Had she been waiting for me?
No, that was impossible. She had caught up with me. Besides, she had no way of knowing that I was at the Lake this weekend.
She had hunched her shoulders and giggled as she always had, "I'm sure there's big money in being a university vice president."
"Whatever!" she cackled with glee. "Really big money!"
"Junior partner in a law firm makes more."
She clapped her hands, "Same old Lee. Nothing has changed. Déjà vu all over again."
"I'm staying with Jerry and Maggie Keenan for the Memorial Day weekend," I stammered.
I had learned how to control my explosions of rage, to wall them up inside myself, to give no hint of them though they seemed to tear at me and twist me apart.
"You have grown up OK, Lee," she rested her chin in her hand as if considering me. "Not bad for a fusty old political scientist."

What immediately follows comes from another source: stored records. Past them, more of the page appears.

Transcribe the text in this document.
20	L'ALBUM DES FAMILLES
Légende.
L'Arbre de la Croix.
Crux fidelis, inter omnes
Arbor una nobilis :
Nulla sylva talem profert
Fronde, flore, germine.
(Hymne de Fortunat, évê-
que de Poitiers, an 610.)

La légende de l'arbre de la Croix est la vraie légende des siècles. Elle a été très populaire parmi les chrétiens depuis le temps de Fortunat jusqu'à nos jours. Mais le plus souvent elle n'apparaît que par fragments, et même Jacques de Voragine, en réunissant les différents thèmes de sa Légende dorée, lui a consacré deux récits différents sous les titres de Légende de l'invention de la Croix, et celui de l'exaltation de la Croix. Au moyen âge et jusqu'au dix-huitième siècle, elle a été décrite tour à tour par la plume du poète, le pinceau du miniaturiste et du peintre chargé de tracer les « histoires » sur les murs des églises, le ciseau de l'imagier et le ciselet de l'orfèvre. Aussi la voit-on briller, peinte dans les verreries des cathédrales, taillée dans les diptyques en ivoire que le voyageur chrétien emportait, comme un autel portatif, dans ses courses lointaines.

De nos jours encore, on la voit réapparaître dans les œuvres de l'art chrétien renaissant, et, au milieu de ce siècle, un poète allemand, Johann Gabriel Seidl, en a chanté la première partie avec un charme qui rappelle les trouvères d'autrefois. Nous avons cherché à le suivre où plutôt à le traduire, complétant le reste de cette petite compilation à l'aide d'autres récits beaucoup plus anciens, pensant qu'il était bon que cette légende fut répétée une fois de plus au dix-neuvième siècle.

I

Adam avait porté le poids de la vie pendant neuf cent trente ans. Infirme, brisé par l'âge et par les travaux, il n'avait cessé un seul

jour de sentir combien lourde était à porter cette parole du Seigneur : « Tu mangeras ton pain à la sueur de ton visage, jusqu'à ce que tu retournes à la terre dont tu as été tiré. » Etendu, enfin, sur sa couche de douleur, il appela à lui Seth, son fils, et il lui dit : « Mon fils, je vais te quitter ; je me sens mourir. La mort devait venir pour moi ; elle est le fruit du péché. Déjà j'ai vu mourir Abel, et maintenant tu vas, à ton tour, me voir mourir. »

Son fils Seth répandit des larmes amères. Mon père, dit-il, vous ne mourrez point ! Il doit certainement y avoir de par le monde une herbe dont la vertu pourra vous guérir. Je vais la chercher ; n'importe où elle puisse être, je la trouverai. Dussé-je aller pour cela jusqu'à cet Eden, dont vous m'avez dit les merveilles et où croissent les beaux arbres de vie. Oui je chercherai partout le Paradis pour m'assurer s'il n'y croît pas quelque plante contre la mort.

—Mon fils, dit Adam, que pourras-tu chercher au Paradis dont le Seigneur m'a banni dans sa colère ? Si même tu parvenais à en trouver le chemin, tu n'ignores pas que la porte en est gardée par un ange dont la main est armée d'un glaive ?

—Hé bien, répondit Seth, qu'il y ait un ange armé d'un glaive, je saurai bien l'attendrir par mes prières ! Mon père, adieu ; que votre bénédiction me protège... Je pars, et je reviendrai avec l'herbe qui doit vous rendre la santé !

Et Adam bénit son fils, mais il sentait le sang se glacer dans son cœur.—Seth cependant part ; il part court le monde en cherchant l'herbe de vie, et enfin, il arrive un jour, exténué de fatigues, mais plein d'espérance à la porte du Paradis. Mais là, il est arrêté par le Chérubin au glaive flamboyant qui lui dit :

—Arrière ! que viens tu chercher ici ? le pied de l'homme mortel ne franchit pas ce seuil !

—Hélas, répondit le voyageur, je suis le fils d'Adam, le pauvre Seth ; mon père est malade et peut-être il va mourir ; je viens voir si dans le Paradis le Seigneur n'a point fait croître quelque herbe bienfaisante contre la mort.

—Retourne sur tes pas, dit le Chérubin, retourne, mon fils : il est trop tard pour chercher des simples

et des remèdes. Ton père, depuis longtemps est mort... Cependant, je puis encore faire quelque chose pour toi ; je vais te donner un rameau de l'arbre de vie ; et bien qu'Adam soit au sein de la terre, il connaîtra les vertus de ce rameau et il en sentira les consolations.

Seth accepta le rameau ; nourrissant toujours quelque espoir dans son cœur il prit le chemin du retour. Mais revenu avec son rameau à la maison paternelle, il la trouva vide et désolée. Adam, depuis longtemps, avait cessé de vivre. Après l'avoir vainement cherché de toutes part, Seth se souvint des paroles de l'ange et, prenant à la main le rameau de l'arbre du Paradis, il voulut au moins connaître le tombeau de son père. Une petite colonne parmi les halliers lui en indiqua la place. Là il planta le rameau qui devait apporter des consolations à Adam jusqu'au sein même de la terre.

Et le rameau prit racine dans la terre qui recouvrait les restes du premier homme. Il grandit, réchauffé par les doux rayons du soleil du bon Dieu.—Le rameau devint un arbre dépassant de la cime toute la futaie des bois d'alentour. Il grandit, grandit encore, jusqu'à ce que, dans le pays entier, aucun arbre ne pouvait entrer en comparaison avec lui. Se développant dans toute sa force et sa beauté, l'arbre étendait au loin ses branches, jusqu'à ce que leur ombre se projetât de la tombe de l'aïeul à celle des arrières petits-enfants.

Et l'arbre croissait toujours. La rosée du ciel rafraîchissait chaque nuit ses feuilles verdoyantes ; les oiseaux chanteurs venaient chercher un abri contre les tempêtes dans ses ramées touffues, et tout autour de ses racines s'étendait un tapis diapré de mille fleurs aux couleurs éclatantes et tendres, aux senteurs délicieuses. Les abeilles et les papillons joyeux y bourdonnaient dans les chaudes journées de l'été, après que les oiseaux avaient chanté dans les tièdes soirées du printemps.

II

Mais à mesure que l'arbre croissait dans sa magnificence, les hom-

It was a humid, windless night for so early in the season. The Lake was listlessly tapping the shore and the smell of flowering trees permeated the air. My anger ebbed, leaving me emotionally exhausted. I had also learned to hide the
letdown after my rage.
"And you're prettier than you were when you were twenty, Jane."
It was a typically creative compliment from me, a cliché that I had regretted as soon as I had spoken it.
She slapped my arm lightly. "None of your blarney, Professor Kelly…It's the dim light that deceives you."
"It's not that dim and I don't think so."
Then we both became silent, the memories of the dead past throbbing around us.
I almost reached out for her breast just as I had done in 1948. We were both of us flirting with adultery. More or less.
"The same spot," I murmured.
Then she sighed, and somehow in her seriousness both my anger and the possibility of passion renewed evaporated; all that remained was the scent of lilacs and the jasmine and the crab apple trees.